Sunday, April 30, 2006

 

Reporters Tried As Spies?

The American government loves secrecy; if the people are addicted to oil, the ruling junta is addicted to secrecy. All authoritarians are addicted to secrecy, because they perceive knowledge as power and they know the more knowledge they can keep to themselves, the more power they have.

To keep that power, they’ll do whatever they can to keep their supply. Power junkies, heroin junkies, they all behave the same. Now the government is considering trying reporters for espionage if they tell any secrets.

Maybe they could even put them up against the wall...


The New York Times

http://www.nytimes.com/2006/04/30/washington/30leak.html?ei=5090&en=e4229047d20135bd&ex=1304049600&partner=rssuserland&emc=rss&pagewanted=print
April 30, 2006
In Leak Cases, New Pressure on Journalists
By ADAM LIPTAK

Earlier administrations have fired and prosecuted government officials who provided classified information to the press. They have also tried to force reporters to identify their sources.

But the Bush administration is exploring a more radical measure to protect information it says is vital to national security: the criminal prosecution of reporters under the espionage laws.

Such an approach would signal a thorough revision of the informal rules of engagement that have governed the relationship between the press and the government for many decades. Leaking in Washington is commonplace and typically entails tolerable risks for government officials and, at worst, the possibility of subpoenas to journalists seeking the identities of sources.

But the Bush administration is putting pressure on the press as never before, and it is operating in a judicial climate that seems increasingly receptive to constraints on journalists.

In the last year alone, a reporter for The New York Times was jailed for refusing to testify about a confidential source; her source, a White House aide, was prosecuted on charges that he lied about his contacts with reporters; a C.I.A. analyst was dismissed for unauthorized contacts with reporters; and a raft of subpoenas to reporters were largely upheld by the courts.

It is not easy to gauge whether the administration will move beyond these efforts to criminal prosecutions of reporters. In public statements and court papers, administration officials have said the law allows such prosecutions and that they will use their prosecutorial discretion in this area judiciously.
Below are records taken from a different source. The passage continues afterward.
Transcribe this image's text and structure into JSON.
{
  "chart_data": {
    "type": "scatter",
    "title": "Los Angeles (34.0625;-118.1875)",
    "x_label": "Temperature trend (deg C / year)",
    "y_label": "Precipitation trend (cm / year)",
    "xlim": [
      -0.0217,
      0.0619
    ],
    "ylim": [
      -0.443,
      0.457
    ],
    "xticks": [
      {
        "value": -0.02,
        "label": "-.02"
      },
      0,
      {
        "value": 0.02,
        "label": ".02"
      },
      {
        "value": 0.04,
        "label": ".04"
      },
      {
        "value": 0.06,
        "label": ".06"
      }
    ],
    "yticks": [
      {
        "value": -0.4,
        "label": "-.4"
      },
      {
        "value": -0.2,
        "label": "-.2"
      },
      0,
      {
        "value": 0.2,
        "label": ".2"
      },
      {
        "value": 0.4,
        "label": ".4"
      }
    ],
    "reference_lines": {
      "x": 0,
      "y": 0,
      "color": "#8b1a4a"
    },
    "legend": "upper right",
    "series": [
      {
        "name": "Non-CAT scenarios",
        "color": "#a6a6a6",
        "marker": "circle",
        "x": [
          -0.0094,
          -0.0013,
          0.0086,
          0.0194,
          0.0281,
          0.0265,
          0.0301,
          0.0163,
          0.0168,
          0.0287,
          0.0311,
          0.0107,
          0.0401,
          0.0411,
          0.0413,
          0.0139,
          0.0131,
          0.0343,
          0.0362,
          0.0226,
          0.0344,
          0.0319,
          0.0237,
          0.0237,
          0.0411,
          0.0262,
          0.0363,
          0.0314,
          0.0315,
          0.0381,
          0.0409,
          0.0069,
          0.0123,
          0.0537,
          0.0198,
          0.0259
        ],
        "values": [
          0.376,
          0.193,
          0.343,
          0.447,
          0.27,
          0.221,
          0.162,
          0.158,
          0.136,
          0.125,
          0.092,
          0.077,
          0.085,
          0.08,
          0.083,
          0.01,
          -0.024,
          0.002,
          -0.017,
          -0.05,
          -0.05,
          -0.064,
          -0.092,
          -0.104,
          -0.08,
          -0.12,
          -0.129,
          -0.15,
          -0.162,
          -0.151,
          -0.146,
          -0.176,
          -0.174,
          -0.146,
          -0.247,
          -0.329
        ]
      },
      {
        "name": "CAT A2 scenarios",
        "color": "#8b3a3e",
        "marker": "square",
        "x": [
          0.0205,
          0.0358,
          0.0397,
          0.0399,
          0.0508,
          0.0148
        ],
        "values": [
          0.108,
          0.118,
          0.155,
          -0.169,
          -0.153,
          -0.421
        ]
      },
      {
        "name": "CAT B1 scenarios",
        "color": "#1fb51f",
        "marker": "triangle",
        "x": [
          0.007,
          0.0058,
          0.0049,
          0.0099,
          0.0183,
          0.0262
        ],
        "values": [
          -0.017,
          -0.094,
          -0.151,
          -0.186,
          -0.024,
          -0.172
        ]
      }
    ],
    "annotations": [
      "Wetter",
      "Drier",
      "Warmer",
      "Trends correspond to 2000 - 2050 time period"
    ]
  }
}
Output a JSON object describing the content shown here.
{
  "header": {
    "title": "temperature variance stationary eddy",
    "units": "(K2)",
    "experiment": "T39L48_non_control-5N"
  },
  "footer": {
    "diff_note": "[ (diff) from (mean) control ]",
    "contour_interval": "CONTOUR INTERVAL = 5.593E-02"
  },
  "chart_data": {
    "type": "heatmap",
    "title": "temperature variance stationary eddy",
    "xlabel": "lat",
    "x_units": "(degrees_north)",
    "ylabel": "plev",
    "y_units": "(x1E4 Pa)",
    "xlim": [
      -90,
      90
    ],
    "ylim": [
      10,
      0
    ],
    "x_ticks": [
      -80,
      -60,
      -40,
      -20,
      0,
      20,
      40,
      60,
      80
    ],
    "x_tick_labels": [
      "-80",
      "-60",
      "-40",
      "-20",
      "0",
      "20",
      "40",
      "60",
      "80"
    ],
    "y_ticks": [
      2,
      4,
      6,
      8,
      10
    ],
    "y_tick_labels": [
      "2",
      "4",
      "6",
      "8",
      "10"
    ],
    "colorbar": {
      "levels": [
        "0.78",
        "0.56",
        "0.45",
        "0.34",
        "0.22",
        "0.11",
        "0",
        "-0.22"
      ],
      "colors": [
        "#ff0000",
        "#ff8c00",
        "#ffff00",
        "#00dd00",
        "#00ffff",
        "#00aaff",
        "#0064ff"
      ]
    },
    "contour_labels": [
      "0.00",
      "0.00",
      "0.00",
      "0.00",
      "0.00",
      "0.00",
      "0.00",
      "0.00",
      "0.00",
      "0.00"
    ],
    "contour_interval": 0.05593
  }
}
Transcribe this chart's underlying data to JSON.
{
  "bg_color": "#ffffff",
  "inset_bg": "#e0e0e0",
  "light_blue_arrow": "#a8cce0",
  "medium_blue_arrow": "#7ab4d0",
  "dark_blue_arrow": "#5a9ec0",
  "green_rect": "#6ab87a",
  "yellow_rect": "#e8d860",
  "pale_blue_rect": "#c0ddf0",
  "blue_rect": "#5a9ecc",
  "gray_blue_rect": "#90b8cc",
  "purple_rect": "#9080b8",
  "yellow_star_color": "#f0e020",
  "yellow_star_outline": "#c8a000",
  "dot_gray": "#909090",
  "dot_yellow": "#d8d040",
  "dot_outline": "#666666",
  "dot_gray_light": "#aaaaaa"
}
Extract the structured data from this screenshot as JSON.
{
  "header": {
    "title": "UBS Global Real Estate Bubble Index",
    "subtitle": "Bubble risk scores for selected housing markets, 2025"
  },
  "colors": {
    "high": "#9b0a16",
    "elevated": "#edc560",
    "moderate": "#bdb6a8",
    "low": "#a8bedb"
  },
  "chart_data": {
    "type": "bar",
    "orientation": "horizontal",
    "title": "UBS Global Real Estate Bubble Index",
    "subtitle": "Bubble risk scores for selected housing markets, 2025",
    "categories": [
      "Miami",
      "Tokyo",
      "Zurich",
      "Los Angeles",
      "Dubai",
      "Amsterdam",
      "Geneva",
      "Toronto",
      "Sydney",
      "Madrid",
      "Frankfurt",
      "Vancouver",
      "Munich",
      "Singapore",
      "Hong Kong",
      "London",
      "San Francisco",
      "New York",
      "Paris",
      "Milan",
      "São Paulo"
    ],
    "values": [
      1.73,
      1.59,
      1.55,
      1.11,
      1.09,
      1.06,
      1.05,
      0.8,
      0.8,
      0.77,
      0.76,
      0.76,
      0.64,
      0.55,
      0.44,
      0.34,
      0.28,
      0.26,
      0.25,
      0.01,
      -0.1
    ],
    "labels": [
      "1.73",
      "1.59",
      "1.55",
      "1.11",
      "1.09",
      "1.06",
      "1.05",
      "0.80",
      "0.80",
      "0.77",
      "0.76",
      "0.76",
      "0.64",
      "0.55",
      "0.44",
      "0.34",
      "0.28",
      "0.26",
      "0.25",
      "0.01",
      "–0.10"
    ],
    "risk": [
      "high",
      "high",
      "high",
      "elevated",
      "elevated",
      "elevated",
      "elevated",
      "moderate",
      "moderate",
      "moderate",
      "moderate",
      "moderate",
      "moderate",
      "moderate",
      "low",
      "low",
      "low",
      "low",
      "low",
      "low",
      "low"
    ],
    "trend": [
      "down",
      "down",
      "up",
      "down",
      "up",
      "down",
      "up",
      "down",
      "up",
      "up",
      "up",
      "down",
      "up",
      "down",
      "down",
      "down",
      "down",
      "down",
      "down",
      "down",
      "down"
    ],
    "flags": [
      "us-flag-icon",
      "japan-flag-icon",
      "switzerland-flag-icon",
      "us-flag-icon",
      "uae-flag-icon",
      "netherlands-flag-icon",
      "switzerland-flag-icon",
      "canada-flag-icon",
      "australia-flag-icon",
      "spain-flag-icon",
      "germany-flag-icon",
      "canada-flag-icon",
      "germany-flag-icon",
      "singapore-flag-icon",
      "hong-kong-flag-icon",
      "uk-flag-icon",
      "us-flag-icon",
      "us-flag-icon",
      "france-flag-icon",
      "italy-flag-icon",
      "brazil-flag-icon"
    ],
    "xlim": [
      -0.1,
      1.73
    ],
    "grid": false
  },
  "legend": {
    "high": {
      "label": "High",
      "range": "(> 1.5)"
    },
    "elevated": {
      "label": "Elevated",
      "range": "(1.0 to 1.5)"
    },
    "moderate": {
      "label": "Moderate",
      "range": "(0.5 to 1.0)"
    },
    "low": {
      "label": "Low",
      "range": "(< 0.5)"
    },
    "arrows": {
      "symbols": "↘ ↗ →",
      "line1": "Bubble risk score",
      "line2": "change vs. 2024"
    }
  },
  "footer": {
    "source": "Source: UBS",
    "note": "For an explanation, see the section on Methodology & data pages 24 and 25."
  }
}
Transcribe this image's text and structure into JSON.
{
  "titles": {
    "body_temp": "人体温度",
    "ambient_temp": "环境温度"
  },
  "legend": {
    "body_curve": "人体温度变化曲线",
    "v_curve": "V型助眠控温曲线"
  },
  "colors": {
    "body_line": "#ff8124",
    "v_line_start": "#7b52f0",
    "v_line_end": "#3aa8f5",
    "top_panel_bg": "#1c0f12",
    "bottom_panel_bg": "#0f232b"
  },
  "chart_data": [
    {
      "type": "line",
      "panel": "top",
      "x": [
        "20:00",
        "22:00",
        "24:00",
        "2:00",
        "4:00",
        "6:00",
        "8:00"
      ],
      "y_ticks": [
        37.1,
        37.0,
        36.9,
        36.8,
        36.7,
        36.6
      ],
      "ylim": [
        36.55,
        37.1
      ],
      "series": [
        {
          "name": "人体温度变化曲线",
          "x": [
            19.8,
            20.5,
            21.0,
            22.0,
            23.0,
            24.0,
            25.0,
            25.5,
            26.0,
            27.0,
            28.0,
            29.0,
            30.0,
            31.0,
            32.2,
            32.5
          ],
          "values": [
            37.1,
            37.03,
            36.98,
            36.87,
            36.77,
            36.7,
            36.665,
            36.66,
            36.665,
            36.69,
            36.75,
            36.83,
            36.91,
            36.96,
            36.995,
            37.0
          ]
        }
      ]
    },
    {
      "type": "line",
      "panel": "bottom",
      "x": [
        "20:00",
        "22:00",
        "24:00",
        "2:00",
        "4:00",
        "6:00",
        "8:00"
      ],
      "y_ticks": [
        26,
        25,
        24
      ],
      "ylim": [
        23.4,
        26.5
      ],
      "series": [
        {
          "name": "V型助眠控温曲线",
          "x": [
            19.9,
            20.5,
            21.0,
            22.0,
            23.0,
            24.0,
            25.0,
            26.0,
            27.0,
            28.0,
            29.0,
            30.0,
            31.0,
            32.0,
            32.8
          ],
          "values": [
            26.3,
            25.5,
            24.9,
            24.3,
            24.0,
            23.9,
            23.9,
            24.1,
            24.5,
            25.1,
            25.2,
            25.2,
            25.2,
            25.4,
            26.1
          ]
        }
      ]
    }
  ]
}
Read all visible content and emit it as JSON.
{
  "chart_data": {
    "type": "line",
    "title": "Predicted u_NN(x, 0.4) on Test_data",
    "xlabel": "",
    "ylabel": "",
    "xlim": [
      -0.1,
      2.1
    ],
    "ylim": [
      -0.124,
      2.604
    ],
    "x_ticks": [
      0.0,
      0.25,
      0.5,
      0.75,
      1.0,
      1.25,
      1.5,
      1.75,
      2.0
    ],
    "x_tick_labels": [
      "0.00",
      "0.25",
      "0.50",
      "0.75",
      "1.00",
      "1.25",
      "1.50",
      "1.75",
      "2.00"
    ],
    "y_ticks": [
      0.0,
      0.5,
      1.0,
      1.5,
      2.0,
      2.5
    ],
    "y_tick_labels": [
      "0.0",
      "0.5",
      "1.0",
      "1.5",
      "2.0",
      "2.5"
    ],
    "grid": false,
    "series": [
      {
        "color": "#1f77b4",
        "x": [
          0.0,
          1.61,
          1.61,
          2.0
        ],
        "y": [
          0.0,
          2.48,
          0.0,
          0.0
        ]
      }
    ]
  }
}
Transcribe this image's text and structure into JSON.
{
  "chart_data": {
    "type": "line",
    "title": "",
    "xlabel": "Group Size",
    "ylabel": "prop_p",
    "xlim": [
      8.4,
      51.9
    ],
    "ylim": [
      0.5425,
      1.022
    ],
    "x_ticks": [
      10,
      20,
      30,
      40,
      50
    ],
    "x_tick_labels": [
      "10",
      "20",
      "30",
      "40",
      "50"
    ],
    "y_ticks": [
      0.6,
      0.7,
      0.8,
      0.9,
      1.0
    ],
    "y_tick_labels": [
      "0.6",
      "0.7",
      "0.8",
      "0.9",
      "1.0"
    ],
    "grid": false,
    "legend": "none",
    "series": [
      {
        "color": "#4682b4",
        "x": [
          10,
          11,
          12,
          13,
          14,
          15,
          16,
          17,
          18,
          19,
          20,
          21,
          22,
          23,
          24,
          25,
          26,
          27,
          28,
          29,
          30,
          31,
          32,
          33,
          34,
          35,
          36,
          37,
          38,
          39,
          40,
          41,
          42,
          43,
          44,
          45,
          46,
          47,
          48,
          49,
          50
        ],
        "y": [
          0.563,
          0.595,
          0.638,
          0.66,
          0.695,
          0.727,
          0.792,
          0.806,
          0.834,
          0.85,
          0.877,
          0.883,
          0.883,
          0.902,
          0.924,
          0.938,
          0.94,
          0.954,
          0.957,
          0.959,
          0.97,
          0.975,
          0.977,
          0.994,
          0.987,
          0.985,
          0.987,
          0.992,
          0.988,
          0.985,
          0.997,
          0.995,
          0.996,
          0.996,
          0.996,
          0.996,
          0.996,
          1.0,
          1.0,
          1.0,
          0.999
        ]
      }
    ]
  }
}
But there is no indication that a decision to begin such a prosecution has been made. A Justice Department spokeswoman, Tasia Scolinos, declined to comment on Friday.

Because such prosecutions of reporters are unknown, they are widely thought inconceivable. But legal experts say that existing laws may well allow holding the press to account criminally. Should the administration pursue the matter, these experts say, it could gain a tool that would thoroughly alter the balance of power between the government and the press.

The administration and its allies say that all avenues must be explored to ensure that vital national security information does not fall into the hands of the nation's enemies.

In February, Senator John Cornyn, Republican of Texas, asked Attorney General Alberto R. Gonzales whether the government's investigation into The Times's disclosure of a National Security Agency eavesdropping program included "any potential violation for publishing that information."

Mr. Gonzales responded: "Obviously, our prosecutors are going to look to see all the laws that have been violated. And if the evidence is there, they're going to prosecute those violations."

Recent articles in conservative opinion magazines have been even more forceful.

"The press can and should be held to account for publishing military secrets in wartime," Gabriel Schoenfeld wrote in Commentary magazine last month.

Surprising Move by F.B.I.

One example of the administration's new approach is the F.B.I.'s recent effort to reclaim classified documents in the files of the late columnist Jack Anderson, a move that legal experts say was surprising if not unheard of.

"Under the law," Bill Carter, a spokesman for the Federal Bureau of Investigation, said earlier this month, "no private person may possess classified documents that were illegally provided to them."

Critics of the administration position say that altering the conventional understanding between the press and government could have dire consequences.

"Once you make the press the defendant rather than the leaker," said David Rudenstine, the dean of the Benjamin N. Cardozo School of Law in New York and a First Amendment scholar, "you really shut down the flow of information because the government will always know who the defendant is."